Nur-Sultan was proclaimed the capital of Kazakhstan on 10th December 1997 by the President of Kazakhstan and the Parliament. The international presentation of Nur-Sultan, as the new capital of Kazakhstan, was held on 10th June 1998. Today the city’s territory is over 200 sq. km.
In 1999 Nur-Sultan was awarded with the medal and title of City of Peace by UNESCO. The first capital of Kazakhstan was Orenburg (now in the Russian Federation) in 1920 then it was moved to Kyzylorda in 1925. The construction of the Turkish railway was the main reason for transferring the capital to Alma-Ata in 1929.
The capital was moved from Almaty to Nur-Sultan for economic, ecological and geographical reasons. Almaty is too far from the actual geographic center of the country. The population in Almaty is close to 1.5 million with no further prospects for accommodation. In fact the city is fairly overbuilt, densely populated and has no spare areas for development. Transport is also a problem. Year in year out the ecological condition of the ‘southern capital’ deteriorates dramatically. It is one of the most polluted cities in Kazakhstan. Nur-Sultan was chosen as the best alternative, based on a nation-wide study taking into account 32 parameters including socioeconomic indices, climate, landscape, seismic condition, natural environment, engineering and transport infrastructure, construction facilities and work force.

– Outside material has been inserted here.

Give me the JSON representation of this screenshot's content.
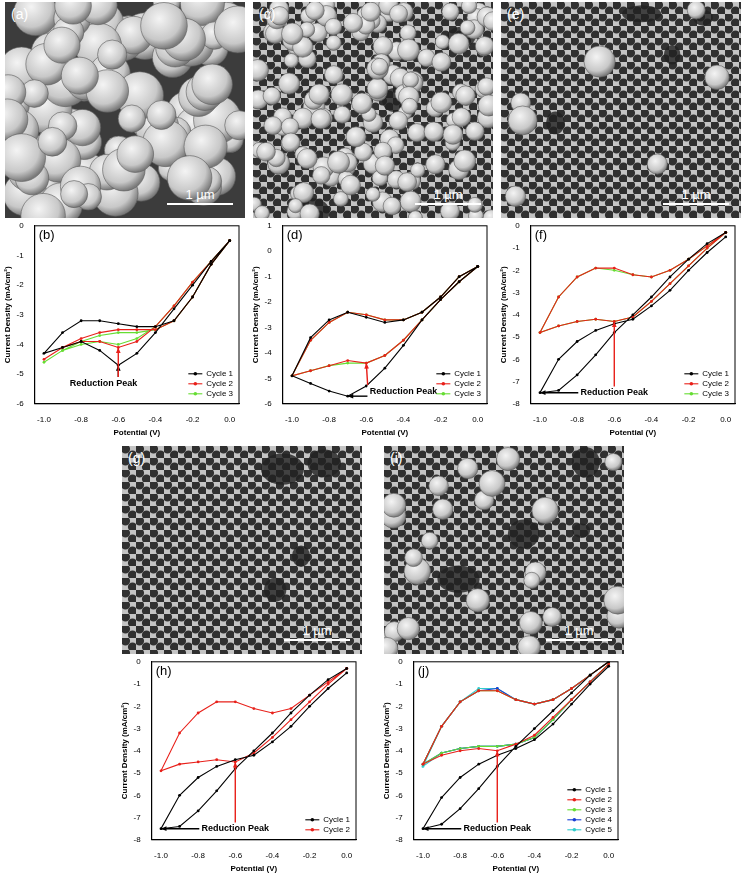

The Nur-Sultan region and north Kazakhstan have tremendous development prospects for mining, in particular with reserves of industrial diamonds, tin, zirconium, uranium and gold. The transfer of the country’s capital to Nur-Sultan is sure to have synergies on neighbouring industrially developed Karagandy, Pavlodar, East Kazakhstan and Kostanay regions. In addition it will boost local entrepreneurship and business through the creation of foreign companies’ headquarters, branches of major banks and eventually their headquarters.
The country’s administration moving to Nur-Sultan by 1999 will create an influx of experts improving management, information, technical and technological expertise and trade. All this will promote business both in Akmola and its suburbs. The local market in the capital will become more diversified with a higher capacity and goods and services will grow. In short Nur-Sultan will consolidate its international position for trading agricultural goods. Agriculture, stocks and shares, currencies, banking, insurance and transport, permanent fairs and exhibitions will see a sustained development and there are also good prospects for transport and trade facilities.

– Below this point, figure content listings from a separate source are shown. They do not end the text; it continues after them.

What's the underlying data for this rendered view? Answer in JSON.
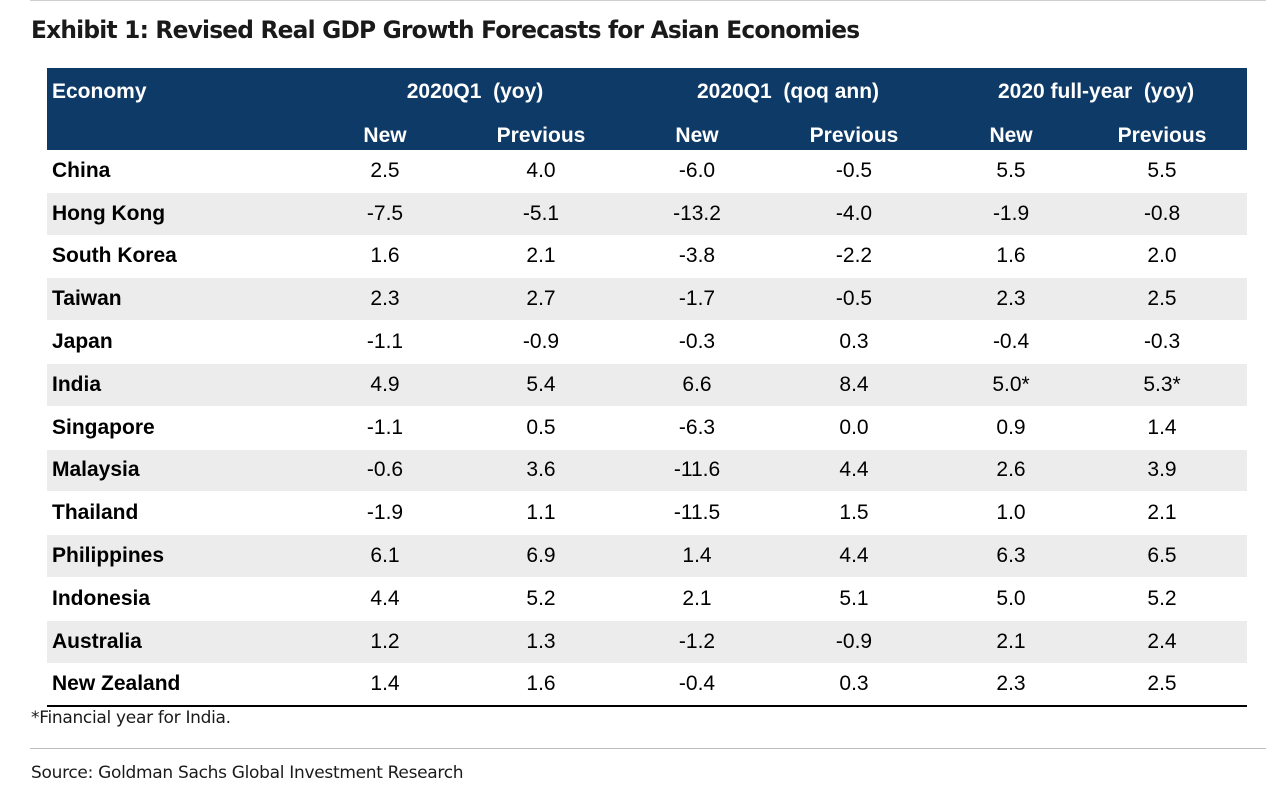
{
  "title": "Exhibit 1: Revised Real GDP Growth Forecasts for Asian Economies",
  "colors": {
    "header_bg": "#0e3a67",
    "header_text": "#ffffff",
    "band_row": "#ececec"
  },
  "table": {
    "economy_header": "Economy",
    "groups": [
      "2020Q1  (yoy)",
      "2020Q1  (qoq ann)",
      "2020 full-year  (yoy)"
    ],
    "subheaders": [
      "New",
      "Previous",
      "New",
      "Previous",
      "New",
      "Previous"
    ],
    "rows": [
      {
        "economy": "China",
        "values": [
          "2.5",
          "4.0",
          "-6.0",
          "-0.5",
          "5.5",
          "5.5"
        ]
      },
      {
        "economy": "Hong Kong",
        "values": [
          "-7.5",
          "-5.1",
          "-13.2",
          "-4.0",
          "-1.9",
          "-0.8"
        ]
      },
      {
        "economy": "South Korea",
        "values": [
          "1.6",
          "2.1",
          "-3.8",
          "-2.2",
          "1.6",
          "2.0"
        ]
      },
      {
        "economy": "Taiwan",
        "values": [
          "2.3",
          "2.7",
          "-1.7",
          "-0.5",
          "2.3",
          "2.5"
        ]
      },
      {
        "economy": "Japan",
        "values": [
          "-1.1",
          "-0.9",
          "-0.3",
          "0.3",
          "-0.4",
          "-0.3"
        ]
      },
      {
        "economy": "India",
        "values": [
          "4.9",
          "5.4",
          "6.6",
          "8.4",
          "5.0*",
          "5.3*"
        ]
      },
      {
        "economy": "Singapore",
        "values": [
          "-1.1",
          "0.5",
          "-6.3",
          "0.0",
          "0.9",
          "1.4"
        ]
      },
      {
        "economy": "Malaysia",
        "values": [
          "-0.6",
          "3.6",
          "-11.6",
          "4.4",
          "2.6",
          "3.9"
        ]
      },
      {
        "economy": "Thailand",
        "values": [
          "-1.9",
          "1.1",
          "-11.5",
          "1.5",
          "1.0",
          "2.1"
        ]
      },
      {
        "economy": "Philippines",
        "values": [
          "6.1",
          "6.9",
          "1.4",
          "4.4",
          "6.3",
          "6.5"
        ]
      },
      {
        "economy": "Indonesia",
        "values": [
          "4.4",
          "5.2",
          "2.1",
          "5.1",
          "5.0",
          "5.2"
        ]
      },
      {
        "economy": "Australia",
        "values": [
          "1.2",
          "1.3",
          "-1.2",
          "-0.9",
          "2.1",
          "2.4"
        ]
      },
      {
        "economy": "New Zealand",
        "values": [
          "1.4",
          "1.6",
          "-0.4",
          "0.3",
          "2.3",
          "2.5"
        ]
      }
    ]
  },
  "footnote": "*Financial year for India.",
  "source": "Source: Goldman Sachs Global Investment Research"
}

Local companies are seeing results through mastering new technologies and installing up-to-date production lines. Major industrial giants which – in their former obsolete condition were below the new economic standards are being restructured and split up and new enterprises created to manufacture household appliances, provide spare parts and maintenance of agricultural equipment or self-contained power supply equipment operating on liquid fuel. A huge construction project for housing was also launched. In 1997 the volume of construction was worth 14 billion tenge, six times the 1996 level. No less advanced is the programme for developing telecommunications aiming to provide as many as 30 handsets per 100 residents in Nur-Sultan by 2010.